On Jan. 9, a United Nations-backed panel of experts announced that Earth’s protective ozone layer is on track to recover within four decades, closing an ozone hole over the Antarctic that was first noticed in the 1980s.
But it was research conducted at the University of California, Irvine in the 1970s that made this good news possible.
Back then, chemistry professor F. Sherwood “Sherry” Rowland and postdoctoral student Mario Molina made a shocking discovery: A single chlorine atom byproduct from aerosol hairsprays, deodorants and other popular consumer products could chew up 100,000 ozone atoms in the stratosphere. The stratospheric ozone layer, 12 to 30 miles above Earth, protects life on the planet from harsh solar radiation.
“Mario and I realized this was not just a scientific question, but a potentially grave environmental problem involving substantial depletion of the stratospheric ozone layer,” Rowland said later. “Entire biological systems, including humans, would be at danger from ultraviolet rays.”
He and Molina published their findings in the peer-reviewed journal Nature in 1974, and their lives – and the world – would never be the same.
They decided they had to advocate for a ban on consumer products using chlorofluorocarbons that were earning billions of dollars annually.

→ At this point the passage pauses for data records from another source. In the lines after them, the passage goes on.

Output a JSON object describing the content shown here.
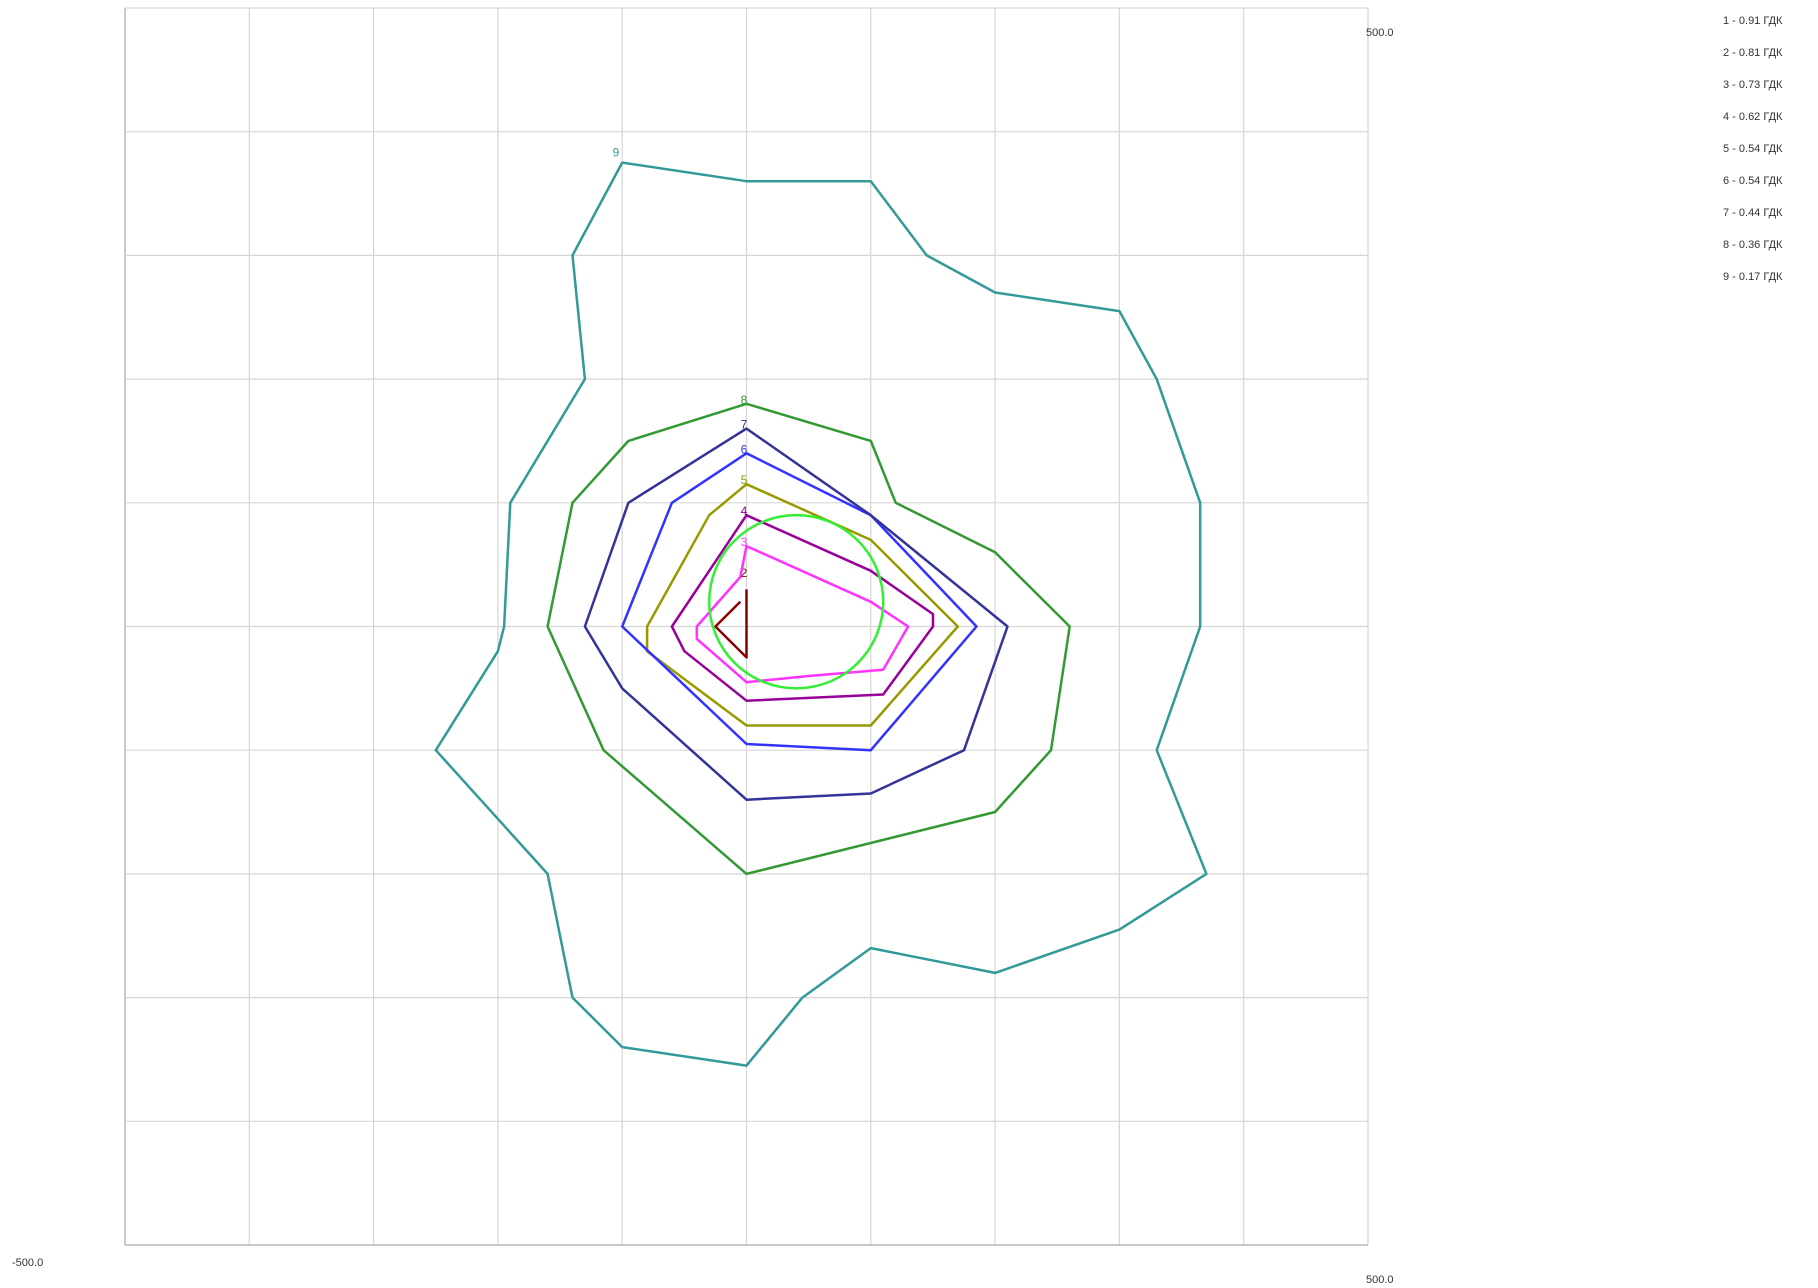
{
  "chart_data": {
    "type": "line",
    "corner_labels": {
      "top_right": "500.0",
      "bottom_left": "-500.0",
      "bottom_right": "500.0"
    },
    "xlim": [
      -500,
      500
    ],
    "ylim": [
      -500,
      500
    ],
    "grid": true,
    "grid_divisions": {
      "x": 10,
      "y": 10
    },
    "legend": {
      "placement": "top-right",
      "items": [
        "1 - 0.91 ГДК",
        "2 - 0.81 ГДК",
        "3 - 0.73 ГДК",
        "4 - 0.62 ГДК",
        "5 - 0.54 ГДК",
        "6 - 0.54 ГДК",
        "7 - 0.44 ГДК",
        "8 - 0.36 ГДК",
        "9 - 0.17 ГДК"
      ]
    },
    "series": [
      {
        "id": "2",
        "color": "#8b0000",
        "label": "2",
        "label_at": [
          -2,
          40
        ],
        "points": [
          [
            0,
            30
          ],
          [
            0,
            -25
          ],
          [
            -25,
            0
          ],
          [
            -5,
            20
          ]
        ],
        "closed": false
      },
      {
        "id": "3",
        "color": "#ff33ff",
        "label": "3",
        "label_at": [
          -2,
          65
        ],
        "points": [
          [
            0,
            65
          ],
          [
            100,
            20
          ],
          [
            130,
            0
          ],
          [
            110,
            -35
          ],
          [
            50,
            -40
          ],
          [
            0,
            -45
          ],
          [
            -40,
            -10
          ],
          [
            -40,
            0
          ],
          [
            -5,
            40
          ]
        ],
        "closed": true
      },
      {
        "id": "4",
        "color": "#990099",
        "label": "4",
        "label_at": [
          -2,
          90
        ],
        "points": [
          [
            0,
            90
          ],
          [
            100,
            45
          ],
          [
            150,
            10
          ],
          [
            150,
            0
          ],
          [
            110,
            -55
          ],
          [
            0,
            -60
          ],
          [
            -50,
            -20
          ],
          [
            -60,
            0
          ],
          [
            -20,
            60
          ]
        ],
        "closed": true
      },
      {
        "id": "5",
        "color": "#999900",
        "label": "5",
        "label_at": [
          -2,
          115
        ],
        "points": [
          [
            0,
            115
          ],
          [
            100,
            70
          ],
          [
            170,
            0
          ],
          [
            100,
            -80
          ],
          [
            0,
            -80
          ],
          [
            -80,
            -20
          ],
          [
            -80,
            0
          ],
          [
            -30,
            90
          ]
        ],
        "closed": true
      },
      {
        "id": "6",
        "color": "#3333ff",
        "label": "6",
        "label_at": [
          -2,
          140
        ],
        "points": [
          [
            0,
            140
          ],
          [
            100,
            90
          ],
          [
            185,
            0
          ],
          [
            100,
            -100
          ],
          [
            0,
            -95
          ],
          [
            -100,
            0
          ],
          [
            -60,
            100
          ]
        ],
        "closed": true
      },
      {
        "id": "7",
        "color": "#333399",
        "label": "7",
        "label_at": [
          -2,
          160
        ],
        "points": [
          [
            0,
            160
          ],
          [
            100,
            90
          ],
          [
            210,
            0
          ],
          [
            175,
            -100
          ],
          [
            100,
            -135
          ],
          [
            0,
            -140
          ],
          [
            -100,
            -50
          ],
          [
            -130,
            0
          ],
          [
            -95,
            100
          ]
        ],
        "closed": true
      },
      {
        "id": "8",
        "color": "#339933",
        "label": "8",
        "label_at": [
          -2,
          180
        ],
        "points": [
          [
            0,
            180
          ],
          [
            100,
            150
          ],
          [
            120,
            100
          ],
          [
            200,
            60
          ],
          [
            260,
            0
          ],
          [
            245,
            -100
          ],
          [
            200,
            -150
          ],
          [
            0,
            -200
          ],
          [
            -115,
            -100
          ],
          [
            -160,
            0
          ],
          [
            -140,
            100
          ],
          [
            -95,
            150
          ]
        ],
        "closed": true
      },
      {
        "id": "9",
        "color": "#339999",
        "label": "9",
        "label_at": [
          -105,
          380
        ],
        "points": [
          [
            -100,
            375
          ],
          [
            0,
            360
          ],
          [
            100,
            360
          ],
          [
            145,
            300
          ],
          [
            200,
            270
          ],
          [
            300,
            255
          ],
          [
            330,
            200
          ],
          [
            365,
            100
          ],
          [
            365,
            0
          ],
          [
            330,
            -100
          ],
          [
            370,
            -200
          ],
          [
            300,
            -245
          ],
          [
            200,
            -280
          ],
          [
            100,
            -260
          ],
          [
            45,
            -300
          ],
          [
            0,
            -355
          ],
          [
            -100,
            -340
          ],
          [
            -140,
            -300
          ],
          [
            -160,
            -200
          ],
          [
            -250,
            -100
          ],
          [
            -200,
            -20
          ],
          [
            -195,
            0
          ],
          [
            -190,
            100
          ],
          [
            -130,
            200
          ],
          [
            -140,
            300
          ]
        ],
        "closed": true
      },
      {
        "id": "circle",
        "color": "#33ee33",
        "shape": "circle",
        "center": [
          40,
          20
        ],
        "radius": 70
      }
    ]
  }
}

Industry representatives fought back: At one point, Aerosol Age, a trade journal, speculated that Rowland was a member of the Soviet Union’s KGB, out to destroy capitalism. Even some fellow scientists grumbled that he was going overboard with a hypothesis.
Rowland calmly stayed the course, working to convince everyone from Margaret Thatcher to Al Gore to reporters from hundreds of news outlets of what was at stake. Scientists doing similar research stuck by him, and consumers stopped using the sprays. One who believed him from Day One was his wife, Joan. When he told her the results of his and Molina’s calculations in 1974, she searched the house and threw out every spray can.
It took far longer for others to act – 13 years and the discovery by British scientists of a gaping hole in the ozone layer over the Antarctic before an international treaty was signed prohibiting sale of the harmful chemicals. Ratified by 196 nations, the Montreal Protocol is widely viewed as the single most successful worldwide environment agreement to date. Since the protocol was put into action, the production and use of ozone-depleting substances has been reduced by more than 95 percent.
“We really sort of stumbled onto a problem of global proportions. [Sherry’s] impact and his legacy are extraordinary,” said Molina in 2012. “He was a superb scientist, and he worked with a very important problem affecting society. He always persevered and kept his values; he always did it with honesty and with all the qualities a scientist should have. He’s a wonderful example of good scientific behavior, unlike some today, and he did not have any inclination to exaggerate or abuse the media.”
After the ozone war, Rowland and his team researched and publicized the risks of cook stove pollution over cities, the alarming build-up of methane and other greenhouse gases, and even hydrocarbons over the Gulf of Mexico.
And in 1995, Rowland and Molina received the ultimate acclaim, the Nobel Prize in chemistry, for their work on stratospheric ozone depletion.
“Is it enough for a scientist simply to publish a paper? Isn’t it a responsibility of scientists, if you believe that you have found something that can affect the environment, isn’t it your responsibility to actually do something about it, enough so that action actually takes place?” Rowland said at a White House climate change roundtable in 1997. “If not us, who? If not now, when?”
Rowland came to UCI in 1964 as the first chair of the Department of Chemistry. He served as the Donald Bren Professor of Chemistry and Earth System Science until his death in 2012. Molina, who went on to join the UC San Diego faculty and head an environmental center in Mexico City, died in 2020. But their contributions to science and the environment will live forever.